State v. Jones

249 N.W.2d 893 | Minn. | 1977

249 N.W.2d 893 (1977)

STATE of Minnesota, Respondent,
v.
Ivor JONES, Appellant.

No. 46366.

Supreme Court of Minnesota.

January 14, 1977.

C. Paul Jones, Public Defender, Minneapolis, Thomson, Wylde, Nordby, Blethen & Peterson, St. Paul, and Bailey W. Blethen, Mankato, for appellant.

Warren Spannaus, Atty. Gen., Richard G. Mark, Asst. Atty. Gen., Craig H. Forsman, Special Asst. Atty. Gen., St. Paul, John F. Corbey, County Atty., Mankato, for respondent.

Considered and decided by the court without oral argument.

PER CURIAM.

Defendant was found guilty by a district court jury of a charge of keeping a place of prostitution, Minn.St. 609.32, subd. 3(1), and was sentenced to pay a $2,000 fine and serve 3 years' probation, with the first 90 days to be served in jail under the Huber Law. Execution of the sentence has been stayed pending appeal. Defendant contends on appeal that the trial court erred in refusing to submit to the jury the question of whether three young female employees who testified against him were accomplices under the rule of Minn.St. 634.04 barring conviction upon the uncorroborated testimony of an accomplice. We affirm.

The general test for determining whether a witness is an accomplice for purpose of § 634.04 is whether the witness could have been indicted and convicted for the crime with which the accused is charged. State v. Swyningan, Minn., 229 N.W.2d 29 (1975). However, there is an exception to the effect that where the acts of several participants are declared by statute to constitute separate and distinct crimes, then the participants guilty of the crime are not accomplices of those who are guilty of a separate and distinct crime. Id.

*894 This case falls within the exception to the rule because the acts of the several participants in the criminal enterprise are declared by statute to constitute separate and distinct crimes. One such as defendant who manages a place of prostitution violates § 609.32, subd. 3(1), whereas the prostitutes who work in such a place violate § 609.32, subd. 4(1).

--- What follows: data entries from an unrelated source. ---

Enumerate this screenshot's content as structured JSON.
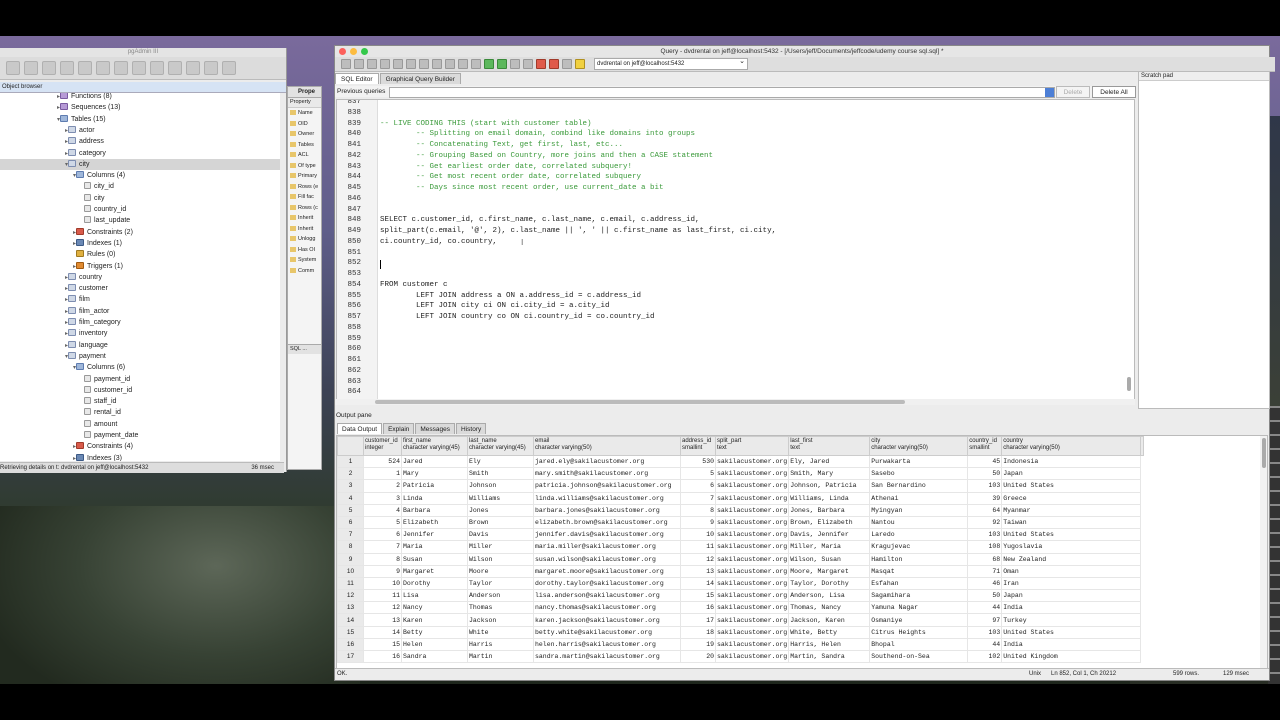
{
  "pgadmin": {
    "title": "pgAdmin III",
    "object_browser_label": "Object browser",
    "tree": [
      {
        "label": "Functions (8)",
        "indent": 1,
        "toggle": "▸",
        "icon": "fn"
      },
      {
        "label": "Sequences (13)",
        "indent": 1,
        "toggle": "▸",
        "icon": "fn"
      },
      {
        "label": "Tables (15)",
        "indent": 1,
        "toggle": "▾",
        "icon": "grp"
      },
      {
        "label": "actor",
        "indent": 2,
        "toggle": "▸",
        "icon": "tbl"
      },
      {
        "label": "address",
        "indent": 2,
        "toggle": "▸",
        "icon": "tbl"
      },
      {
        "label": "category",
        "indent": 2,
        "toggle": "▸",
        "icon": "tbl"
      },
      {
        "label": "city",
        "indent": 2,
        "toggle": "▾",
        "icon": "tbl",
        "selected": true
      },
      {
        "label": "Columns (4)",
        "indent": 3,
        "toggle": "▾",
        "icon": "grp"
      },
      {
        "label": "city_id",
        "indent": 4,
        "toggle": "",
        "icon": "col"
      },
      {
        "label": "city",
        "indent": 4,
        "toggle": "",
        "icon": "col"
      },
      {
        "label": "country_id",
        "indent": 4,
        "toggle": "",
        "icon": "col"
      },
      {
        "label": "last_update",
        "indent": 4,
        "toggle": "",
        "icon": "col"
      },
      {
        "label": "Constraints (2)",
        "indent": 3,
        "toggle": "▸",
        "icon": "con"
      },
      {
        "label": "Indexes (1)",
        "indent": 3,
        "toggle": "▸",
        "icon": "idx"
      },
      {
        "label": "Rules (0)",
        "indent": 3,
        "toggle": "",
        "icon": "rul"
      },
      {
        "label": "Triggers (1)",
        "indent": 3,
        "toggle": "▸",
        "icon": "trg"
      },
      {
        "label": "country",
        "indent": 2,
        "toggle": "▸",
        "icon": "tbl"
      },
      {
        "label": "customer",
        "indent": 2,
        "toggle": "▸",
        "icon": "tbl"
      },
      {
        "label": "film",
        "indent": 2,
        "toggle": "▸",
        "icon": "tbl"
      },
      {
        "label": "film_actor",
        "indent": 2,
        "toggle": "▸",
        "icon": "tbl"
      },
      {
        "label": "film_category",
        "indent": 2,
        "toggle": "▸",
        "icon": "tbl"
      },
      {
        "label": "inventory",
        "indent": 2,
        "toggle": "▸",
        "icon": "tbl"
      },
      {
        "label": "language",
        "indent": 2,
        "toggle": "▸",
        "icon": "tbl"
      },
      {
        "label": "payment",
        "indent": 2,
        "toggle": "▾",
        "icon": "tbl"
      },
      {
        "label": "Columns (6)",
        "indent": 3,
        "toggle": "▾",
        "icon": "grp"
      },
      {
        "label": "payment_id",
        "indent": 4,
        "toggle": "",
        "icon": "col"
      },
      {
        "label": "customer_id",
        "indent": 4,
        "toggle": "",
        "icon": "col"
      },
      {
        "label": "staff_id",
        "indent": 4,
        "toggle": "",
        "icon": "col"
      },
      {
        "label": "rental_id",
        "indent": 4,
        "toggle": "",
        "icon": "col"
      },
      {
        "label": "amount",
        "indent": 4,
        "toggle": "",
        "icon": "col"
      },
      {
        "label": "payment_date",
        "indent": 4,
        "toggle": "",
        "icon": "col"
      },
      {
        "label": "Constraints (4)",
        "indent": 3,
        "toggle": "▸",
        "icon": "con"
      },
      {
        "label": "Indexes (3)",
        "indent": 3,
        "toggle": "▸",
        "icon": "idx"
      }
    ],
    "status_left": "Retrieving details on t: dvdrental on jeff@localhost:5432",
    "status_right": "36 msec",
    "props_tab": "Prope",
    "props_header": "Property",
    "props_items": [
      "Name",
      "OID",
      "Owner",
      "Tables",
      "ACL",
      "Of type",
      "Primary",
      "Rows (e",
      "Fill fac",
      "Rows (c",
      "Inherit",
      "Inherit",
      "Unlogg",
      "Has OI",
      "System",
      "Comm"
    ],
    "sql_tab": "SQL ..."
  },
  "query": {
    "title": "Query - dvdrental on jeff@localhost:5432 - [/Users/jeff/Documents/jeffcode/udemy course sql.sql] *",
    "connection": "dvdrental on jeff@localhost:5432",
    "tabs": [
      "SQL Editor",
      "Graphical Query Builder"
    ],
    "previous_queries_label": "Previous queries",
    "delete_label": "Delete",
    "delete_all_label": "Delete All",
    "scratch_pad_label": "Scratch pad",
    "lines": [
      {
        "n": "837",
        "t": "",
        "c": "plain"
      },
      {
        "n": "838",
        "t": "",
        "c": "plain"
      },
      {
        "n": "839",
        "t": "-- LIVE CODING THIS (start with customer table)",
        "c": "cm"
      },
      {
        "n": "840",
        "t": "        -- Splitting on email domain, combind like domains into groups",
        "c": "cm"
      },
      {
        "n": "841",
        "t": "        -- Concatenating Text, get first, last, etc...",
        "c": "cm"
      },
      {
        "n": "842",
        "t": "        -- Grouping Based on Country, more joins and then a CASE statement",
        "c": "cm"
      },
      {
        "n": "843",
        "t": "        -- Get earliest order date, correlated subquery!",
        "c": "cm"
      },
      {
        "n": "844",
        "t": "        -- Get most recent order date, correlated subquery",
        "c": "cm"
      },
      {
        "n": "845",
        "t": "        -- Days since most recent order, use current_date a bit",
        "c": "cm"
      },
      {
        "n": "846",
        "t": "",
        "c": "plain"
      },
      {
        "n": "847",
        "t": "",
        "c": "plain"
      },
      {
        "n": "848",
        "t": "SELECT c.customer_id, c.first_name, c.last_name, c.email, c.address_id,",
        "c": "plain"
      },
      {
        "n": "849",
        "t": "split_part(c.email, '@', 2), c.last_name || ', ' || c.first_name as last_first, ci.city,",
        "c": "plain"
      },
      {
        "n": "850",
        "t": "ci.country_id, co.country,",
        "c": "plain"
      },
      {
        "n": "851",
        "t": "",
        "c": "plain"
      },
      {
        "n": "852",
        "t": "",
        "c": "plain"
      },
      {
        "n": "853",
        "t": "",
        "c": "plain"
      },
      {
        "n": "854",
        "t": "FROM customer c",
        "c": "plain"
      },
      {
        "n": "855",
        "t": "        LEFT JOIN address a ON a.address_id = c.address_id",
        "c": "plain"
      },
      {
        "n": "856",
        "t": "        LEFT JOIN city ci ON ci.city_id = a.city_id",
        "c": "plain"
      },
      {
        "n": "857",
        "t": "        LEFT JOIN country co ON ci.country_id = co.country_id",
        "c": "plain"
      },
      {
        "n": "858",
        "t": "",
        "c": "plain"
      },
      {
        "n": "859",
        "t": "",
        "c": "plain"
      },
      {
        "n": "860",
        "t": "",
        "c": "plain"
      },
      {
        "n": "861",
        "t": "",
        "c": "plain"
      },
      {
        "n": "862",
        "t": "",
        "c": "plain"
      },
      {
        "n": "863",
        "t": "",
        "c": "plain"
      },
      {
        "n": "864",
        "t": "",
        "c": "plain"
      }
    ],
    "output_pane_label": "Output pane",
    "output_tabs": [
      "Data Output",
      "Explain",
      "Messages",
      "History"
    ],
    "columns": [
      {
        "name": "customer_id",
        "type": "integer"
      },
      {
        "name": "first_name",
        "type": "character varying(45)"
      },
      {
        "name": "last_name",
        "type": "character varying(45)"
      },
      {
        "name": "email",
        "type": "character varying(50)"
      },
      {
        "name": "address_id",
        "type": "smallint"
      },
      {
        "name": "split_part",
        "type": "text"
      },
      {
        "name": "last_first",
        "type": "text"
      },
      {
        "name": "city",
        "type": "character varying(50)"
      },
      {
        "name": "country_id",
        "type": "smallint"
      },
      {
        "name": "country",
        "type": "character varying(50)"
      }
    ],
    "rows": [
      [
        "524",
        "Jared",
        "Ely",
        "jared.ely@sakilacustomer.org",
        "530",
        "sakilacustomer.org",
        "Ely, Jared",
        "Purwakarta",
        "45",
        "Indonesia"
      ],
      [
        "1",
        "Mary",
        "Smith",
        "mary.smith@sakilacustomer.org",
        "5",
        "sakilacustomer.org",
        "Smith, Mary",
        "Sasebo",
        "50",
        "Japan"
      ],
      [
        "2",
        "Patricia",
        "Johnson",
        "patricia.johnson@sakilacustomer.org",
        "6",
        "sakilacustomer.org",
        "Johnson, Patricia",
        "San Bernardino",
        "103",
        "United States"
      ],
      [
        "3",
        "Linda",
        "Williams",
        "linda.williams@sakilacustomer.org",
        "7",
        "sakilacustomer.org",
        "Williams, Linda",
        "Athenai",
        "39",
        "Greece"
      ],
      [
        "4",
        "Barbara",
        "Jones",
        "barbara.jones@sakilacustomer.org",
        "8",
        "sakilacustomer.org",
        "Jones, Barbara",
        "Myingyan",
        "64",
        "Myanmar"
      ],
      [
        "5",
        "Elizabeth",
        "Brown",
        "elizabeth.brown@sakilacustomer.org",
        "9",
        "sakilacustomer.org",
        "Brown, Elizabeth",
        "Nantou",
        "92",
        "Taiwan"
      ],
      [
        "6",
        "Jennifer",
        "Davis",
        "jennifer.davis@sakilacustomer.org",
        "10",
        "sakilacustomer.org",
        "Davis, Jennifer",
        "Laredo",
        "103",
        "United States"
      ],
      [
        "7",
        "Maria",
        "Miller",
        "maria.miller@sakilacustomer.org",
        "11",
        "sakilacustomer.org",
        "Miller, Maria",
        "Kragujevac",
        "108",
        "Yugoslavia"
      ],
      [
        "8",
        "Susan",
        "Wilson",
        "susan.wilson@sakilacustomer.org",
        "12",
        "sakilacustomer.org",
        "Wilson, Susan",
        "Hamilton",
        "68",
        "New Zealand"
      ],
      [
        "9",
        "Margaret",
        "Moore",
        "margaret.moore@sakilacustomer.org",
        "13",
        "sakilacustomer.org",
        "Moore, Margaret",
        "Masqat",
        "71",
        "Oman"
      ],
      [
        "10",
        "Dorothy",
        "Taylor",
        "dorothy.taylor@sakilacustomer.org",
        "14",
        "sakilacustomer.org",
        "Taylor, Dorothy",
        "Esfahan",
        "46",
        "Iran"
      ],
      [
        "11",
        "Lisa",
        "Anderson",
        "lisa.anderson@sakilacustomer.org",
        "15",
        "sakilacustomer.org",
        "Anderson, Lisa",
        "Sagamihara",
        "50",
        "Japan"
      ],
      [
        "12",
        "Nancy",
        "Thomas",
        "nancy.thomas@sakilacustomer.org",
        "16",
        "sakilacustomer.org",
        "Thomas, Nancy",
        "Yamuna Nagar",
        "44",
        "India"
      ],
      [
        "13",
        "Karen",
        "Jackson",
        "karen.jackson@sakilacustomer.org",
        "17",
        "sakilacustomer.org",
        "Jackson, Karen",
        "Osmaniye",
        "97",
        "Turkey"
      ],
      [
        "14",
        "Betty",
        "White",
        "betty.white@sakilacustomer.org",
        "18",
        "sakilacustomer.org",
        "White, Betty",
        "Citrus Heights",
        "103",
        "United States"
      ],
      [
        "15",
        "Helen",
        "Harris",
        "helen.harris@sakilacustomer.org",
        "19",
        "sakilacustomer.org",
        "Harris, Helen",
        "Bhopal",
        "44",
        "India"
      ],
      [
        "16",
        "Sandra",
        "Martin",
        "sandra.martin@sakilacustomer.org",
        "20",
        "sakilacustomer.org",
        "Martin, Sandra",
        "Southend-on-Sea",
        "102",
        "United Kingdom"
      ]
    ],
    "status": {
      "ok": "OK.",
      "eol": "Unix",
      "position": "Ln 852, Col 1, Ch 20212",
      "rows": "599 rows.",
      "time": "129 msec"
    }
  }
}
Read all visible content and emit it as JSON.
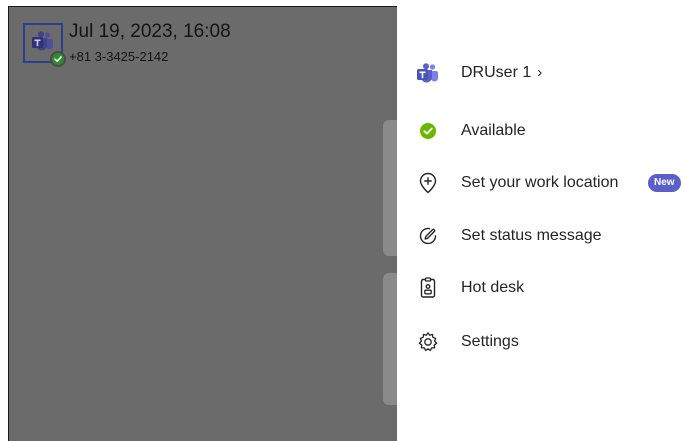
{
  "header": {
    "datetime": "Jul 19, 2023, 16:08",
    "phone": "+81 3-3425-2142",
    "avatar_icon": "teams-logo-icon",
    "presence_icon": "available-check-icon"
  },
  "panel": {
    "user": {
      "name": "DRUser 1",
      "chevron": "›",
      "icon": "teams-logo-icon"
    },
    "items": [
      {
        "label": "Available",
        "icon": "available-check-icon"
      },
      {
        "label": "Set your work location",
        "icon": "location-plus-icon",
        "badge": "New"
      },
      {
        "label": "Set status message",
        "icon": "pencil-circle-icon"
      },
      {
        "label": "Hot desk",
        "icon": "hot-desk-icon"
      },
      {
        "label": "Settings",
        "icon": "gear-icon"
      }
    ]
  },
  "colors": {
    "teams_purple": "#5b5fc7",
    "presence_green": "#6bb700",
    "overlay": "#6b6b6b"
  }
}
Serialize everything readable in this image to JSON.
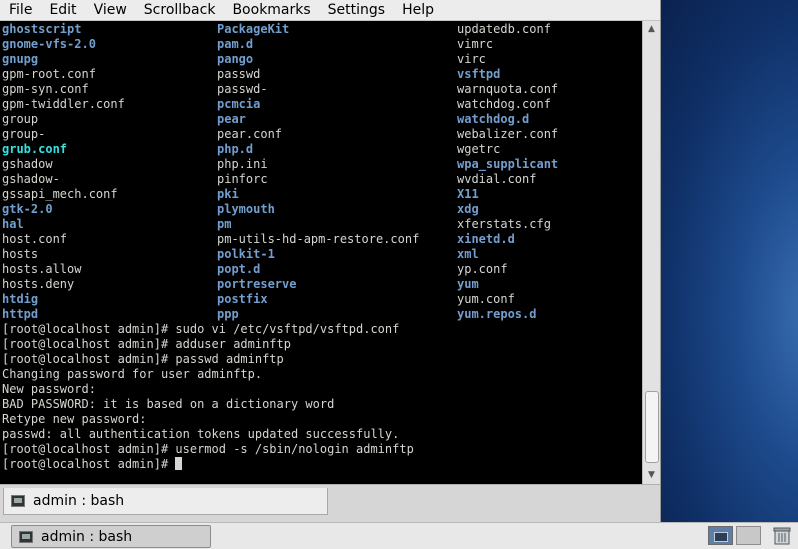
{
  "menubar": [
    "File",
    "Edit",
    "View",
    "Scrollback",
    "Bookmarks",
    "Settings",
    "Help"
  ],
  "listing": [
    [
      {
        "t": "ghostscript",
        "k": "dir"
      },
      {
        "t": "PackageKit",
        "k": "dir"
      },
      {
        "t": "updatedb.conf",
        "k": "file"
      }
    ],
    [
      {
        "t": "gnome-vfs-2.0",
        "k": "dir"
      },
      {
        "t": "pam.d",
        "k": "dir"
      },
      {
        "t": "vimrc",
        "k": "file"
      }
    ],
    [
      {
        "t": "gnupg",
        "k": "dir"
      },
      {
        "t": "pango",
        "k": "dir"
      },
      {
        "t": "virc",
        "k": "file"
      }
    ],
    [
      {
        "t": "gpm-root.conf",
        "k": "file"
      },
      {
        "t": "passwd",
        "k": "file"
      },
      {
        "t": "vsftpd",
        "k": "dir"
      }
    ],
    [
      {
        "t": "gpm-syn.conf",
        "k": "file"
      },
      {
        "t": "passwd-",
        "k": "file"
      },
      {
        "t": "warnquota.conf",
        "k": "file"
      }
    ],
    [
      {
        "t": "gpm-twiddler.conf",
        "k": "file"
      },
      {
        "t": "pcmcia",
        "k": "dir"
      },
      {
        "t": "watchdog.conf",
        "k": "file"
      }
    ],
    [
      {
        "t": "group",
        "k": "file"
      },
      {
        "t": "pear",
        "k": "dir"
      },
      {
        "t": "watchdog.d",
        "k": "dir"
      }
    ],
    [
      {
        "t": "group-",
        "k": "file"
      },
      {
        "t": "pear.conf",
        "k": "file"
      },
      {
        "t": "webalizer.conf",
        "k": "file"
      }
    ],
    [
      {
        "t": "grub.conf",
        "k": "link"
      },
      {
        "t": "php.d",
        "k": "dir"
      },
      {
        "t": "wgetrc",
        "k": "file"
      }
    ],
    [
      {
        "t": "gshadow",
        "k": "file"
      },
      {
        "t": "php.ini",
        "k": "file"
      },
      {
        "t": "wpa_supplicant",
        "k": "dir"
      }
    ],
    [
      {
        "t": "gshadow-",
        "k": "file"
      },
      {
        "t": "pinforc",
        "k": "file"
      },
      {
        "t": "wvdial.conf",
        "k": "file"
      }
    ],
    [
      {
        "t": "gssapi_mech.conf",
        "k": "file"
      },
      {
        "t": "pki",
        "k": "dir"
      },
      {
        "t": "X11",
        "k": "dir"
      }
    ],
    [
      {
        "t": "gtk-2.0",
        "k": "dir"
      },
      {
        "t": "plymouth",
        "k": "dir"
      },
      {
        "t": "xdg",
        "k": "dir"
      }
    ],
    [
      {
        "t": "hal",
        "k": "dir"
      },
      {
        "t": "pm",
        "k": "dir"
      },
      {
        "t": "xferstats.cfg",
        "k": "file"
      }
    ],
    [
      {
        "t": "host.conf",
        "k": "file"
      },
      {
        "t": "pm-utils-hd-apm-restore.conf",
        "k": "file"
      },
      {
        "t": "xinetd.d",
        "k": "dir"
      }
    ],
    [
      {
        "t": "hosts",
        "k": "file"
      },
      {
        "t": "polkit-1",
        "k": "dir"
      },
      {
        "t": "xml",
        "k": "dir"
      }
    ],
    [
      {
        "t": "hosts.allow",
        "k": "file"
      },
      {
        "t": "popt.d",
        "k": "dir"
      },
      {
        "t": "yp.conf",
        "k": "file"
      }
    ],
    [
      {
        "t": "hosts.deny",
        "k": "file"
      },
      {
        "t": "portreserve",
        "k": "dir"
      },
      {
        "t": "yum",
        "k": "dir"
      }
    ],
    [
      {
        "t": "htdig",
        "k": "dir"
      },
      {
        "t": "postfix",
        "k": "dir"
      },
      {
        "t": "yum.conf",
        "k": "file"
      }
    ],
    [
      {
        "t": "httpd",
        "k": "dir"
      },
      {
        "t": "ppp",
        "k": "dir"
      },
      {
        "t": "yum.repos.d",
        "k": "dir"
      }
    ]
  ],
  "output": [
    "[root@localhost admin]# sudo vi /etc/vsftpd/vsftpd.conf",
    "[root@localhost admin]# adduser adminftp",
    "[root@localhost admin]# passwd adminftp",
    "Changing password for user adminftp.",
    "New password:",
    "BAD PASSWORD: it is based on a dictionary word",
    "Retype new password:",
    "passwd: all authentication tokens updated successfully.",
    "[root@localhost admin]# usermod -s /sbin/nologin adminftp"
  ],
  "prompt": "[root@localhost admin]# ",
  "tab": {
    "label": "admin : bash",
    "icon": "terminal-icon"
  },
  "taskbar": {
    "label": "admin : bash",
    "icon": "terminal-icon"
  },
  "colors": {
    "directory": "#729fcf",
    "symlink": "#34e2e2",
    "text": "#d3d7cf",
    "background": "#000000"
  }
}
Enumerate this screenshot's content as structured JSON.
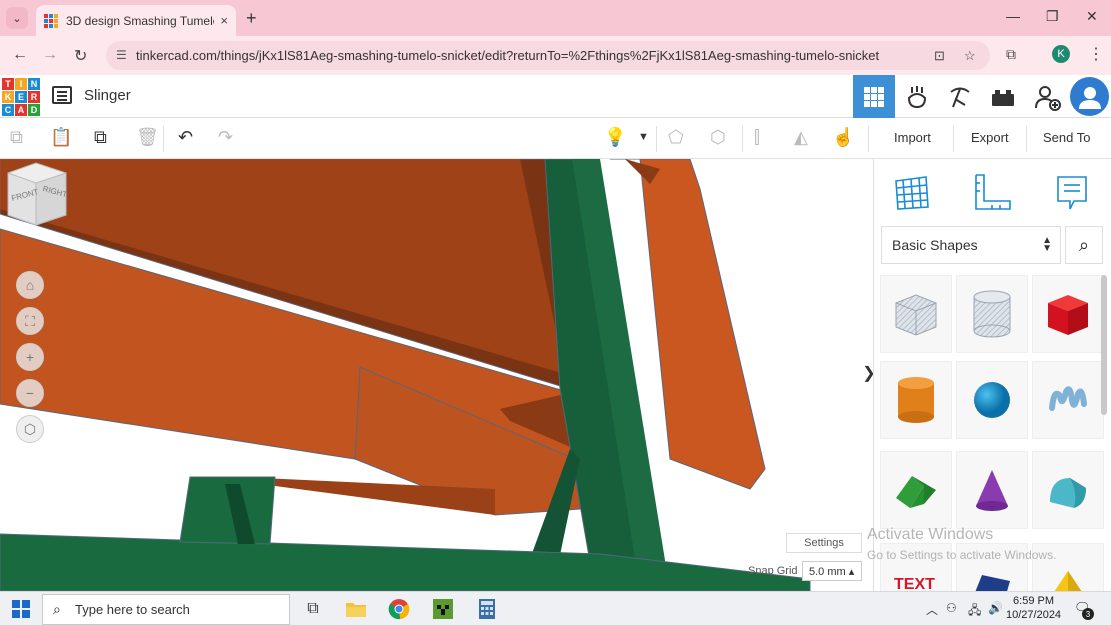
{
  "browser": {
    "tab_title": "3D design Smashing Tumelo-Sn",
    "tab_close": "×",
    "new_tab": "+",
    "url": "tinkercad.com/things/jKx1lS81Aeg-smashing-tumelo-snicket/edit?returnTo=%2Fthings%2FjKx1lS81Aeg-smashing-tumelo-snicket",
    "profile_initial": "K"
  },
  "app": {
    "logo_letters": [
      "TIN",
      "KER",
      "CAD"
    ],
    "design_title": "Slinger",
    "toolbar": {
      "import_label": "Import",
      "export_label": "Export",
      "send_to_label": "Send To"
    }
  },
  "workplane": {
    "viewcube_faces": [
      "FRONT",
      "RIGHT"
    ],
    "settings_label": "Settings",
    "snap_grid_label": "Snap Grid",
    "snap_grid_value": "5.0 mm ▴"
  },
  "panel": {
    "library_select": "Basic Shapes",
    "shapes": [
      {
        "name": "box-hole",
        "color": "#b9c4cf"
      },
      {
        "name": "cylinder-hole",
        "color": "#b9c4cf"
      },
      {
        "name": "box",
        "color": "#e0192a"
      },
      {
        "name": "cylinder",
        "color": "#e58a1c"
      },
      {
        "name": "sphere",
        "color": "#1a93d3"
      },
      {
        "name": "scribble",
        "color": "#7fb2d6"
      },
      {
        "name": "roof",
        "color": "#2aa136"
      },
      {
        "name": "cone",
        "color": "#8a3bb0"
      },
      {
        "name": "round-roof",
        "color": "#4ab8c6"
      },
      {
        "name": "text",
        "color": "#d3182a"
      },
      {
        "name": "wedge",
        "color": "#1f3e8a"
      },
      {
        "name": "pyramid",
        "color": "#f5c516"
      }
    ]
  },
  "overlay": {
    "activate_title": "Activate Windows",
    "activate_sub": "Go to Settings to activate Windows."
  },
  "taskbar": {
    "search_placeholder": "Type here to search",
    "time": "6:59 PM",
    "date": "10/27/2024",
    "notification_count": "3"
  },
  "colors": {
    "accent_blue": "#3d8fd6",
    "model_orange": "#c2541f",
    "model_dark": "#7a3413",
    "model_green": "#175f3a"
  }
}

Even if all of the young women who testified could be said to have participated in the overall criminal enterprise by performing acts of prostitution, they were not accomplices to the crime with which defendant was charged because their conduct was covered by a distinct provision.

This is not to say that a prostitute could not be guilty of keeping a place of prostitution, but to subject herself to prosecution for this she would have to participate in the management of the place in a significant way not evidenced on this record.

Affirmed.

SHERAN, J., took no part in the consideration or decision of this case.